When Interpreting Studies was in its infancy in the 1960s only a handful of isolated authors, scattered throughout the world, were conducting research (Gile, 2013a); today, despite its still relative youth in comparison with ‘old timers’ such as linguistics, philology, etc., it is well on the way to becoming a mature discipline in its own right (Moser-Mercer, 2011), and China’s contribution to its rapid development has undoubtedly been considerable. The aim of this scientometric survey has been to provide a panorama of the evolution of Chinese Interpreting Studies while demonstrating the merits of blending traditional citation analysis with Social Network Analysis to produce such a survey. It is hoped that its findings might help authors better appreciate the trade-offs they need to make when choosing research topics and the potential academic influence that may result from their choices, as well as, more importantly, offering policy-makers new insights and food for thought as they chart the future course of CIS research.

Until the release in 2005 of the movie The Interpreter, starring Nicole Kidman, many an outsider was no doubt unsure of the difference between written translation and spoken interpreting.

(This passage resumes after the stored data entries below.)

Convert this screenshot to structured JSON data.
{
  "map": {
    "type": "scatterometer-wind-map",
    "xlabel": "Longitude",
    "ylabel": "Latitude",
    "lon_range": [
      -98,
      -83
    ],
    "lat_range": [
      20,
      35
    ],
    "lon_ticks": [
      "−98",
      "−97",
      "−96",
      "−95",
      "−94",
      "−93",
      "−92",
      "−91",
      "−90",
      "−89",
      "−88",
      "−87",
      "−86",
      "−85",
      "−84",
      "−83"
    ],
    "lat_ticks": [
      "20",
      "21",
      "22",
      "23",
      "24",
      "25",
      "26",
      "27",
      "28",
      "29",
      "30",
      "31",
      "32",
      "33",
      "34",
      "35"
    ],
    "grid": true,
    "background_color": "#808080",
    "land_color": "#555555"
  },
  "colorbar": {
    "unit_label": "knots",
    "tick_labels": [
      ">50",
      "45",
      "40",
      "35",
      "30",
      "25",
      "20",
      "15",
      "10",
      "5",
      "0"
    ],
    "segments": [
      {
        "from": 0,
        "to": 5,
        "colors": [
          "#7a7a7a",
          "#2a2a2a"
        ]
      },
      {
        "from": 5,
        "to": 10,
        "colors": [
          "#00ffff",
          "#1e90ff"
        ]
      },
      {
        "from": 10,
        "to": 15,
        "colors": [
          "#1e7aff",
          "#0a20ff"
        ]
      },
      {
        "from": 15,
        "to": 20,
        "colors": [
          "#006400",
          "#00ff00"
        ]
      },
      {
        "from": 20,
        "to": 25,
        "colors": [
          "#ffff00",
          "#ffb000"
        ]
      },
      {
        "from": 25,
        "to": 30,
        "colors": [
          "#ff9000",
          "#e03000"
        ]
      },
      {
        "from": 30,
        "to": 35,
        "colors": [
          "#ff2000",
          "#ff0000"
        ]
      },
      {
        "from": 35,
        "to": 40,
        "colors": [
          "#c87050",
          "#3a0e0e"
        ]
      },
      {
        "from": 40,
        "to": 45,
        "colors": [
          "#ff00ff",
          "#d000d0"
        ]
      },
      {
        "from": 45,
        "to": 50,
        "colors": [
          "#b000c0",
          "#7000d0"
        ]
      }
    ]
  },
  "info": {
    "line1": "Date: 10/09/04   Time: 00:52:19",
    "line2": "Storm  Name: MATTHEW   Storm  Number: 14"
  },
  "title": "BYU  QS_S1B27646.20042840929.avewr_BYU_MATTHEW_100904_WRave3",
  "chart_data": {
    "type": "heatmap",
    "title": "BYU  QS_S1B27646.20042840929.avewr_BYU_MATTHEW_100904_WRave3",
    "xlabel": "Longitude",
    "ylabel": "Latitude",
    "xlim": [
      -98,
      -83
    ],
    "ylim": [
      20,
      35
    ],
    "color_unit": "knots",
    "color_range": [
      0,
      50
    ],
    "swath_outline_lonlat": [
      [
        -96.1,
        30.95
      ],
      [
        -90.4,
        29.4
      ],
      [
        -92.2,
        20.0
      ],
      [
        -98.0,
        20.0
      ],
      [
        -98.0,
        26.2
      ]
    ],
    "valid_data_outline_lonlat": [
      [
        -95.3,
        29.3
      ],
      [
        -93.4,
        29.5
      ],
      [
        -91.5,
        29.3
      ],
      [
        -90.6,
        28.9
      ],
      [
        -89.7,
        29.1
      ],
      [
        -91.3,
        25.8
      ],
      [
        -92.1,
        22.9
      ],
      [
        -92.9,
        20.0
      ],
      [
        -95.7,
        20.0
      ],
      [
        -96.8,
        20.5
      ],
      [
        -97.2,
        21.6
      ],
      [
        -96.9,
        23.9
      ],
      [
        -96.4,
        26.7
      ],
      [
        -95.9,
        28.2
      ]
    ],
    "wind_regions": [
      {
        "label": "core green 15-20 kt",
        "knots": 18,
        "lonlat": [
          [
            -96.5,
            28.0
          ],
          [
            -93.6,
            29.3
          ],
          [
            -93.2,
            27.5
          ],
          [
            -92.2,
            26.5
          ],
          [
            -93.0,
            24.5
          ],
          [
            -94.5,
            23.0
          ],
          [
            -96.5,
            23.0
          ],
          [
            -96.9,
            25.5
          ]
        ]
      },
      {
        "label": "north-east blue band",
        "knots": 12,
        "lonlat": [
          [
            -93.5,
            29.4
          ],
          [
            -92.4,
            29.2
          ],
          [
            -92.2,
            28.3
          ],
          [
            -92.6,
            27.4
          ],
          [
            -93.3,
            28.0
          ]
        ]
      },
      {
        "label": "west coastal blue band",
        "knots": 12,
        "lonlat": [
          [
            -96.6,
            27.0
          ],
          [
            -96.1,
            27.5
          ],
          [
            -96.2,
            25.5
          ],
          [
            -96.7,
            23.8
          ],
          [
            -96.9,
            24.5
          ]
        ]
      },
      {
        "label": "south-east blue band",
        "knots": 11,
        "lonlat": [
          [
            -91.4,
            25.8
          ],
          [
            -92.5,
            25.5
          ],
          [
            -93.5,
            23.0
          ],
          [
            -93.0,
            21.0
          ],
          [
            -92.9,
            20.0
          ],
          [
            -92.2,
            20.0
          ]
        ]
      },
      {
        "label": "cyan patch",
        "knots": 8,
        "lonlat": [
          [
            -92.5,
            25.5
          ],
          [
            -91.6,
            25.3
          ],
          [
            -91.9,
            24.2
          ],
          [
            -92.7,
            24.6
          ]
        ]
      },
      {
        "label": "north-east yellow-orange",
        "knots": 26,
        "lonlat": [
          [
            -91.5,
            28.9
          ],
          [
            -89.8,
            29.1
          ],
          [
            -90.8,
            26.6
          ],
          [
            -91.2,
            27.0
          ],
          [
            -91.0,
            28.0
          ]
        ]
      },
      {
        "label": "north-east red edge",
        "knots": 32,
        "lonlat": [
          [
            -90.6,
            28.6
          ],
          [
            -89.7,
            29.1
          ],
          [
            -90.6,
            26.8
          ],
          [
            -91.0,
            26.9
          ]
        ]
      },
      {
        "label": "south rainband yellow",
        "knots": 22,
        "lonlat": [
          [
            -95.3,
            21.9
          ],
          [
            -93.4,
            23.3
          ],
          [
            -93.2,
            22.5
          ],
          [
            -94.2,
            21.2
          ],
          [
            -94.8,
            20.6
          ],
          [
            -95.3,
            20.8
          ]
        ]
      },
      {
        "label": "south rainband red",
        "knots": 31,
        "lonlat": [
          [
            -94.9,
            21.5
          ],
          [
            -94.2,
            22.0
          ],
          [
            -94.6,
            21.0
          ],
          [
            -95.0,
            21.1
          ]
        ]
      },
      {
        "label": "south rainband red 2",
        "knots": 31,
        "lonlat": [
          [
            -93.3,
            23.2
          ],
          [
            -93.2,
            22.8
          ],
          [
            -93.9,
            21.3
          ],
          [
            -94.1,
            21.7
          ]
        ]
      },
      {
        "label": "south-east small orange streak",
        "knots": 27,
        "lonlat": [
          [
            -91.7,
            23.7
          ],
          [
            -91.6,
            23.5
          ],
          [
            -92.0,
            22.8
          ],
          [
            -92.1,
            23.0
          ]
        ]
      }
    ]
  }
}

The China National Knowledge Infrastructure is by far the nation’s most comprehensive academic database, archiving conference proceedings, journal articles, MA theses and doctoral dissertations dating back to the early 1900s.
This sub-discipline deals with the various aspects of how interpreters manage to render a speaker of one language’s meaning into another at the same time as they are speaking.
The Western journals are: Interpreters’ Newsletter, Interpreting, Meta, The Translator, Babel, Hermes, Target and Forum.
The Chinese journals are: Chinese Translators Journal, Chinese Science Technology Translators’ Journal and Shanghai Journal of Translators for Science and Technology.
An induced sub-graph is one that highlights only a certain number of nodes and all the edges connecting them, but omits all the other nodes and non-connecting edges.
Degree centrality calculates the number of edges connected to a particular node in the network. It has two sub-categories: an author’s in-degree centrality represents the number of other authors citing him, while his out-degree is the number of others cited by him.
Weighted degree centrality is the total number of citations an author makes and receives. Weighted in-degree centrality is the total number of citations of his work made by others, while weighted out-degree centrality is the total number of citations he makes in all his publications.